Le deuxième axe se fixe pour ambition de renforcer la sécurisation des points d'entrée. Un investissement de 4 millions d'euros est notamment dédié à la création de brigades nautiques de gendarmerie à Saint-Pierre (Martinique) et Gourbeyre (Guadeloupe), ainsi qu'à Pointe-à-Pitre pour la police. Le plan prévoit aussi le déploiement d'un drone moyenne endurance en Guadeloupe, des scanners millimétriques contre les mules et le doublement des contrôles douaniers des conteneurs.
Pour soutenir les populations, le troisième axe injecte une dotation exceptionnelle de 1,5 million d'euros en 2026 pour la vidéoprotection dans les Antilles, dont 1 million apporté par le ministère des Outre-mer.
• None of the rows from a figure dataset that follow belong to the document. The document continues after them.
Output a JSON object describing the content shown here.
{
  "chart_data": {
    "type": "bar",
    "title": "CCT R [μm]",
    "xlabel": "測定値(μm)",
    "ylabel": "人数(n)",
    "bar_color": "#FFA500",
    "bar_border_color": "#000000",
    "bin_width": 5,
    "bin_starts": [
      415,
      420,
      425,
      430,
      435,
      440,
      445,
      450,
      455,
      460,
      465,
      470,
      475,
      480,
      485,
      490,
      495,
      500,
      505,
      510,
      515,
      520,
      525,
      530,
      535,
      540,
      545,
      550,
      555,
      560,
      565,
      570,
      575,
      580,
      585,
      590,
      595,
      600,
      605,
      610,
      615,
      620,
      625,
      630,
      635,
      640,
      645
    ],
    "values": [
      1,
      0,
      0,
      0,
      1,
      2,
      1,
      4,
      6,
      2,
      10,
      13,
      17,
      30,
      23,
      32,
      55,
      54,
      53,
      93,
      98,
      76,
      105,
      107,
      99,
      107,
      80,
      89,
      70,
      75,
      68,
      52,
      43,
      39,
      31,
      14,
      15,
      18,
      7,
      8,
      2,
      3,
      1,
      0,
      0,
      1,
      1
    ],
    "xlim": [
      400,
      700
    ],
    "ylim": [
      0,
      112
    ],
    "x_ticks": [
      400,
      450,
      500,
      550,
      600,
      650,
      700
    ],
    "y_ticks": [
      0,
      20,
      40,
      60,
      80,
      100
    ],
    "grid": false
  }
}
Il déploie des brigades de quartier à Sainte-Rose et Bouillante, renforce les effectifs de la BAC contre les armes et met en place des programmes de prévention des addictions pour la jeunesse.
Le quatrième axe cible les réseaux criminels par la création de groupes d'enquête dédiés aux armes à feu, le renforcement de l'OFAST aux Antilles, l'installation d'un laboratoire balistique pour la police et de tubes récupérateurs de munitions pour la gendarmerie.
Enfin, le cinquième axe déploie un programme de prévention des risques corruptifs destiné à l'ensemble des agents exposés en première ligne, à savoir les forces de l'ordre, les douanes, l'administration pénitentiaire, ainsi que les personnels portuaires et aéroportuaires.